Road salt (NaCl) runoff elevates sodium concentrations in peatlands, altering water and soil chemistry. Cation exchange reactions affect the storage or release of Na from peat soil, and the degree of Na exchange may be tempered by Ca. This study investigates how the sodium adsorption ratio (SAR = [Na]/([Ca]+[Mg])^0.5) and ionic strength (I) of different NaCl-CaCl₂ solutions affect the exchangeable sodium percentage (ESP) and selectivity coefficients for Ca-Na exchange on peat. Reagents of NaCl-CaCl₂ having SAR values of 1, 2.5, 5, 7, 10, 20, 40, and 60 mM^0.5 and I values of 1, 5, 10, 20, and 50 mM were reacted with peat (catotlem) collected from Hawley Bog, MA. Following equilibration, the entrained solution was analyzed for Ca, Na, Mg, K and pH. Exchangeable cations were determined following reaction with 1M NH₄-Acetate (base cations) and 1M KCl (for H⁺) after correcting for entrained solution chemistry.

At all ionic strengths, Freundlich adsorption isotherms showed more sorbed Ca and Na with higher Ca and Na in the entrained solution. However, the rate of increase differed for Ca and Na. Sorbed Ca leveled off at higher Ca concentrations, and the amount of sorbed Na was minimal at low Na concentrations but increased exponentially at higher concentrations. Similarly, exchangeable sodium percentage (ESP) increased with greater SAR. Sodic ESP levels (>6%) occurred at all I values. Strongly sodic ESP (>15%) occurred when SAR was greater than 20. Therefore, Na readily exchanges with Ca and is preferentially adsorbed by peat at low Ca concentrations.

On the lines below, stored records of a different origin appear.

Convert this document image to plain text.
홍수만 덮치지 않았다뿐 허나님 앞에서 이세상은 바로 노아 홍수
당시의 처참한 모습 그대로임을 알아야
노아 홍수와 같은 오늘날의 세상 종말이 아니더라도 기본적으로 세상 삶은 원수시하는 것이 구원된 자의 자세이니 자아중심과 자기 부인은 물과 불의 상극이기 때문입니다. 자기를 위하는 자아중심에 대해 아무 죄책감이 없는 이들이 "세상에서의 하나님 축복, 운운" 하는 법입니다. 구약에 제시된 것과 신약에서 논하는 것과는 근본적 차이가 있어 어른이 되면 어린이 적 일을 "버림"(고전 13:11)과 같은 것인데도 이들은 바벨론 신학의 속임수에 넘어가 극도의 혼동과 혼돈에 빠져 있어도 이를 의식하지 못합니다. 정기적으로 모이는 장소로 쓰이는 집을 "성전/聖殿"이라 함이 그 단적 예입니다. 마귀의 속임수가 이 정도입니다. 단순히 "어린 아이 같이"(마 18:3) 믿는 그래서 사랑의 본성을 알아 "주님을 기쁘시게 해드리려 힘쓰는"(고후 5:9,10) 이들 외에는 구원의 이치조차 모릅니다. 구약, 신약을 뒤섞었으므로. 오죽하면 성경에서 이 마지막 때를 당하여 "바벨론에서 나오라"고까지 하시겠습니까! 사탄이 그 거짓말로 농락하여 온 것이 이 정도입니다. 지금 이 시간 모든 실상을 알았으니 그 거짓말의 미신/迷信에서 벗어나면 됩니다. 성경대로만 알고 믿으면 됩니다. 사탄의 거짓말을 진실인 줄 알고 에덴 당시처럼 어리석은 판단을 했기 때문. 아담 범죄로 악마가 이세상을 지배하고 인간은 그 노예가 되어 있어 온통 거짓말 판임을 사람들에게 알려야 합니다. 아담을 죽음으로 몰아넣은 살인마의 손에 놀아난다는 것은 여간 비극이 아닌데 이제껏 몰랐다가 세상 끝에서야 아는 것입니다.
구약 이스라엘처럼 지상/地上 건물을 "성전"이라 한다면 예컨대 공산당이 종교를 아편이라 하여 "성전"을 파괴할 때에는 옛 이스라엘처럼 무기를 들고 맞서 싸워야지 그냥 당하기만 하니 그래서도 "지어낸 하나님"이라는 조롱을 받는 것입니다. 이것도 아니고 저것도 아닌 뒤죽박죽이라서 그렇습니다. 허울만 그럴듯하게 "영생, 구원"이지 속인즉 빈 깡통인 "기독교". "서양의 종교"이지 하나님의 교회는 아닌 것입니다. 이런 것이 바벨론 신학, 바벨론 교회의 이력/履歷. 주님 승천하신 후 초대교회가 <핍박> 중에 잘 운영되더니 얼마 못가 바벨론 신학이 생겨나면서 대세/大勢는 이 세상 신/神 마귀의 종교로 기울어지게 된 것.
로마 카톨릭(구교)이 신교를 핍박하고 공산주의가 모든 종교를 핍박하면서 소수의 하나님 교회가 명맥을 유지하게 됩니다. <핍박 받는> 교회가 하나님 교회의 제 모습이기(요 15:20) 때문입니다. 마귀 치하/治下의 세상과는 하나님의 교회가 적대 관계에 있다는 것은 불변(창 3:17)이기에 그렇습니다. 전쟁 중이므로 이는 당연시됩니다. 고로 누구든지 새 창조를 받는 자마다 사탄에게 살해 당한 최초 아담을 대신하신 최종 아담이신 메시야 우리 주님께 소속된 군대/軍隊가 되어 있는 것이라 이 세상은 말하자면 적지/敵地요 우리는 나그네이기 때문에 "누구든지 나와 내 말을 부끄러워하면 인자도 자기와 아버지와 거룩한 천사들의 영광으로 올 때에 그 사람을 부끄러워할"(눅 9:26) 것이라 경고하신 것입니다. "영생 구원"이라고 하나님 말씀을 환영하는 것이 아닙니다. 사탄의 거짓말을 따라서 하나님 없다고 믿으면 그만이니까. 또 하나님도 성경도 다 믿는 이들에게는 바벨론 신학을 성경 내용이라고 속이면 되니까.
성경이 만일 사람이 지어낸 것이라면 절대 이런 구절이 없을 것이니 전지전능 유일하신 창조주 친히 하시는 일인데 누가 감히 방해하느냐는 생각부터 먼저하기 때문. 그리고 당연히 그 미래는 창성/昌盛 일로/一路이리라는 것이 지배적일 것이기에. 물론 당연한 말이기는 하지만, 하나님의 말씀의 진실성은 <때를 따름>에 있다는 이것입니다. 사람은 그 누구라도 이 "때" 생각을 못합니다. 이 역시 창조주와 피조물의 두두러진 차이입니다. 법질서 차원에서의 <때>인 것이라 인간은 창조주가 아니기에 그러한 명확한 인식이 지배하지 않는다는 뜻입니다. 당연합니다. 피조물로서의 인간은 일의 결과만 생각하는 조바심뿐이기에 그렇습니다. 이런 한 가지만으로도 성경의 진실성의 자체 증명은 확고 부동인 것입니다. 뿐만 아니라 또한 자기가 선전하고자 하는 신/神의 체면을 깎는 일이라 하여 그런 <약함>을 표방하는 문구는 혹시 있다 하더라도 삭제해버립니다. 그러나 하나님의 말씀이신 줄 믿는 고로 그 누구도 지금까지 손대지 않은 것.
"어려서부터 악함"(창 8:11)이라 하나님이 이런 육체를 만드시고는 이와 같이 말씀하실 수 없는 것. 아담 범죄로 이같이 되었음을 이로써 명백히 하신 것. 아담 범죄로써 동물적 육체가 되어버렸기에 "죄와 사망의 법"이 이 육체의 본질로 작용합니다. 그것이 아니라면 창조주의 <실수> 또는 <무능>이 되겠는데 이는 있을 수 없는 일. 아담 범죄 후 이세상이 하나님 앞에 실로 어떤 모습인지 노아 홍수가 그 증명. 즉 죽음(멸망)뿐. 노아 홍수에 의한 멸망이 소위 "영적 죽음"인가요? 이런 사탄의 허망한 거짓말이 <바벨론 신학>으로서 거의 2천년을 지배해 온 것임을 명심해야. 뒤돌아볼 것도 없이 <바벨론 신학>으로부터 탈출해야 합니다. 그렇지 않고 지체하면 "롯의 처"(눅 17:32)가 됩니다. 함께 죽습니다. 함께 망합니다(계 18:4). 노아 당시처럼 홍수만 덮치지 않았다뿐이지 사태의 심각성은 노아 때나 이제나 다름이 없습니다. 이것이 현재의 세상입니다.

Na-Ca selectivity coefficients determined by Langmuir power functions for all SAR reagents at the same I show a preference for Na over Ca on exchange sites (K_ex > 1), with Na preference decreasing at higher I. Na-Ca selectivity coefficients calculated using the conventional Vaneslow equation for individual SAR solutions show similar results where K_v ≥ 1, and is lower at higher I. However, Ca is preferred over Na (K_v < 1) at I = 50 and at low SAR when I = 20. Independent of method, both selectivity coefficient models demonstrate that Na is more readily sorbed by peat when the proportion of Na to Ca is high, but Na preference is weakened at higher ionic strength. This suggests that the potential for Na exchange onto peat may be lessened at higher levels of road salt contamination, particularly in the presence of Ca.